Determining the transport behaviors of biochar nano-particles in porous media

Abstract

The transport of biochar nano-particles (BCNPs) influenced by complex physicochemical factors is systematically investigated through the transport experiments combined with the interfacial chemistry theory and numerical modeling methods. The two-dimensional (2D) distributions of Derjaguin-Landau-Verwey-Overbeek (DLVO) interaction energy are obtained and a new indicator of DLVO barrier (ξDB) is proposed to identify the inflection point related to agglomeration and deposition of BCNPs. Results suggest the mobility of BCNPs in porous media decreases with ionic strength, and the inhibitory effect of divalent cations on BCNPs transport is stronger than that of monovalent cations.

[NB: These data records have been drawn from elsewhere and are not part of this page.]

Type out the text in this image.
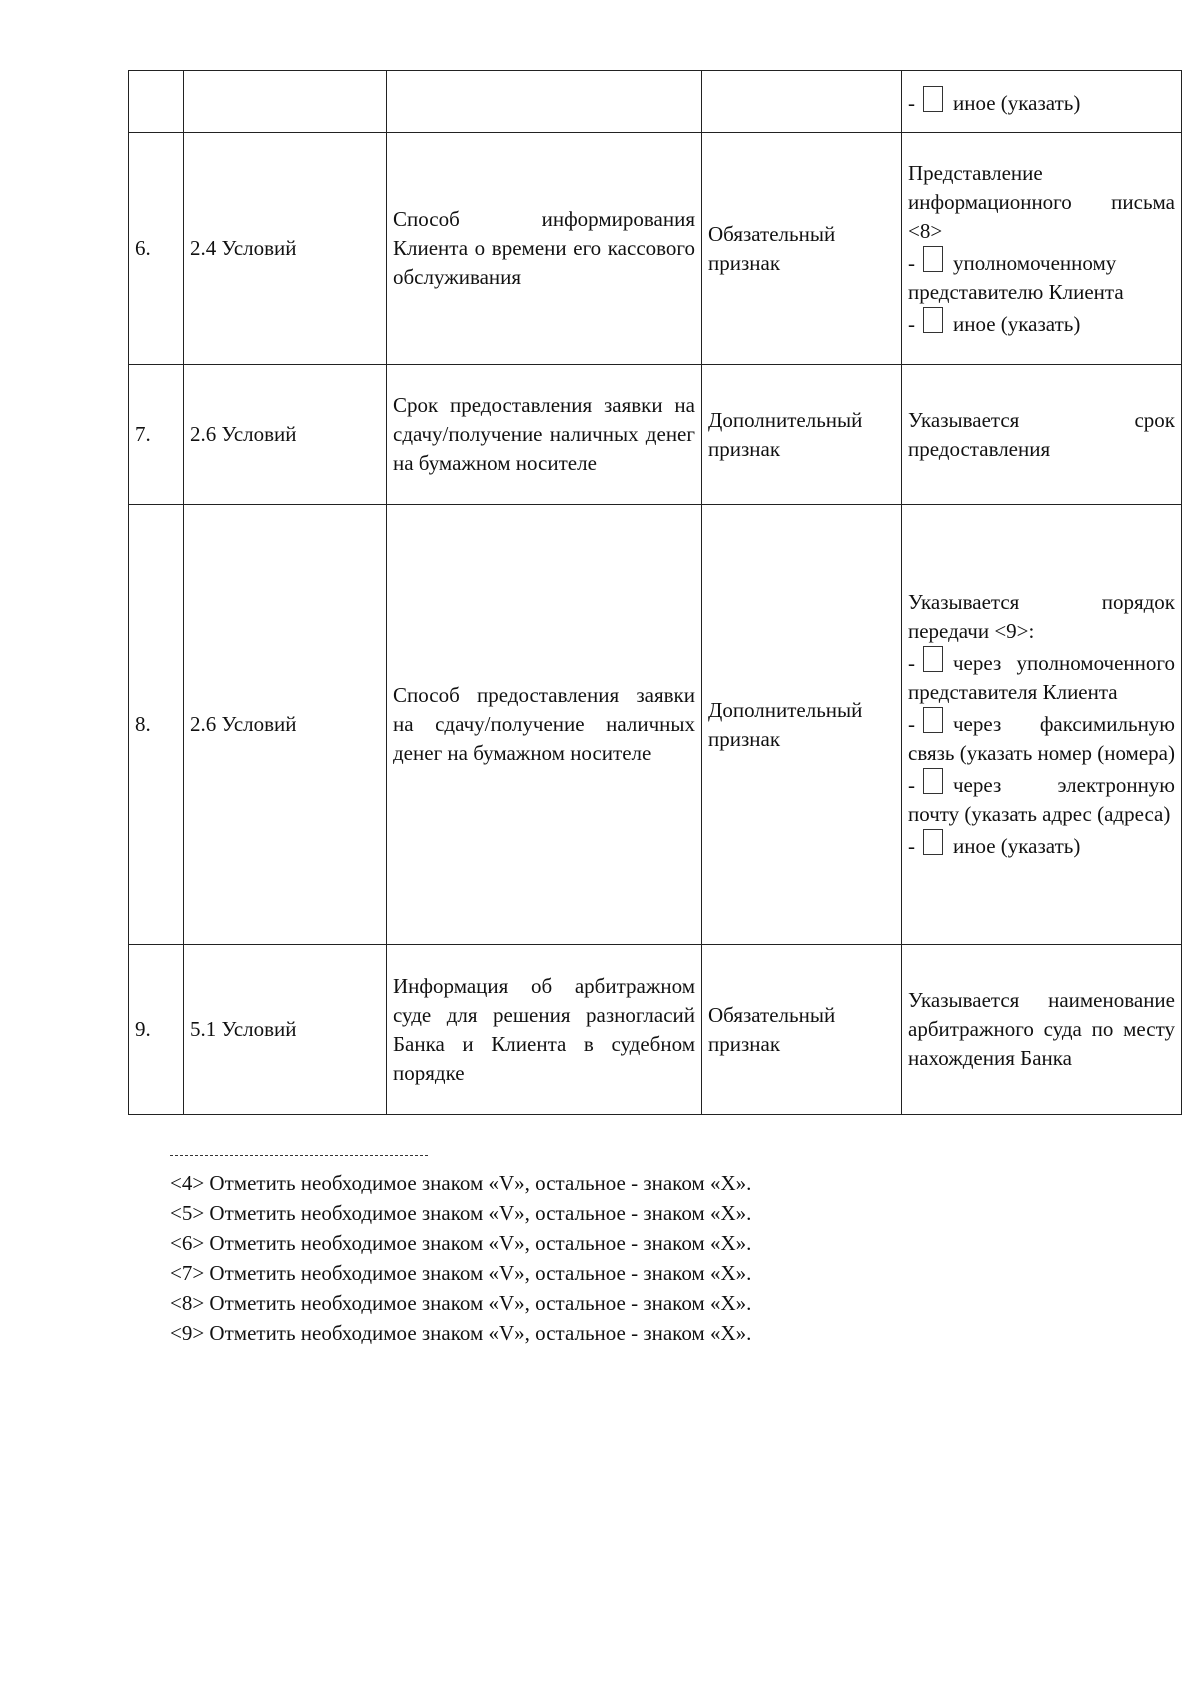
				- иное (указать)

6.	2.4 Условий	Способ информирования Клиента о времени его кассового обслуживания	Обязательный признак	Представление информационного письма <8>
- уполномоченному представителю Клиента
- иное (указать)

7.	2.6 Условий	Срок предоставления заявки на сдачу/получение наличных денег на бумажном носителе	Дополнительный признак	Указывается срок предоставления

8.	2.6 Условий	Способ предоставления заявки на сдачу/получение наличных денег на бумажном носителе	Дополнительный признак	Указывается порядок передачи <9>:
- через уполномоченного представителя Клиента
- через факсимильную связь (указать номер (номера)
- через электронную почту (указать адрес (адреса)
- иное (указать)

9.	5.1 Условий	Информация об арбитражном суде для решения разногласий Банка и Клиента в судебном порядке	Обязательный признак	Указывается наименование арбитражного суда по месту нахождения Банка
<4> Отметить необходимое знаком «V», остальное - знаком «X».
<5> Отметить необходимое знаком «V», остальное - знаком «X».
<6> Отметить необходимое знаком «V», остальное - знаком «X».
<7> Отметить необходимое знаком «V», остальное - знаком «X».
<8> Отметить необходимое знаком «V», остальное - знаком «X».
<9> Отметить необходимое знаком «V», остальное - знаком «X».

However, the mobility of BCNPs is enhanced by the increases in pH and humic acid concentrations. In addition, the higher the concentration of BCNPs, the higher the retention of BCNPs in saturated porous media. The mobility of BCNPs is enhanced under the conditions of high flow velocity. A combined value of DLVO energy barriers is calculated and results suggest the decision coefficient (R2) decreases with the fraction of DLVO energy barrier of BCNPs-BCNPs, indicating that the interaction between BCNPs and quartz sand (QS) plays a major role in the transport of BCNPs in porous media. Afterward, the continuous values of two-site kinetic transport parameters of BCNPs in porous media as a function of hydrochemical factors can be predicted by the combined value of DLVO energy barriers. Simultaneously, the critical hydrochemical conditions related to BCNPs mobility can be quantitatively determined by a combination of column experiment, DLVO interaction energy and transport model. The critical hydrochemical conditions are IS(Na+)= 29.3–29.4 mM, IS(Ca2+)= 2.50–2.55 mM, pH= 3.36–3.37, HA concentration= 3.68–5.84 mg·L−1. The findings are important for understanding the transport behavior and mechanism of BCNPs in porous media, and accurate prediction and assessment of BCNPs transport patterns in soil-groundwater systems.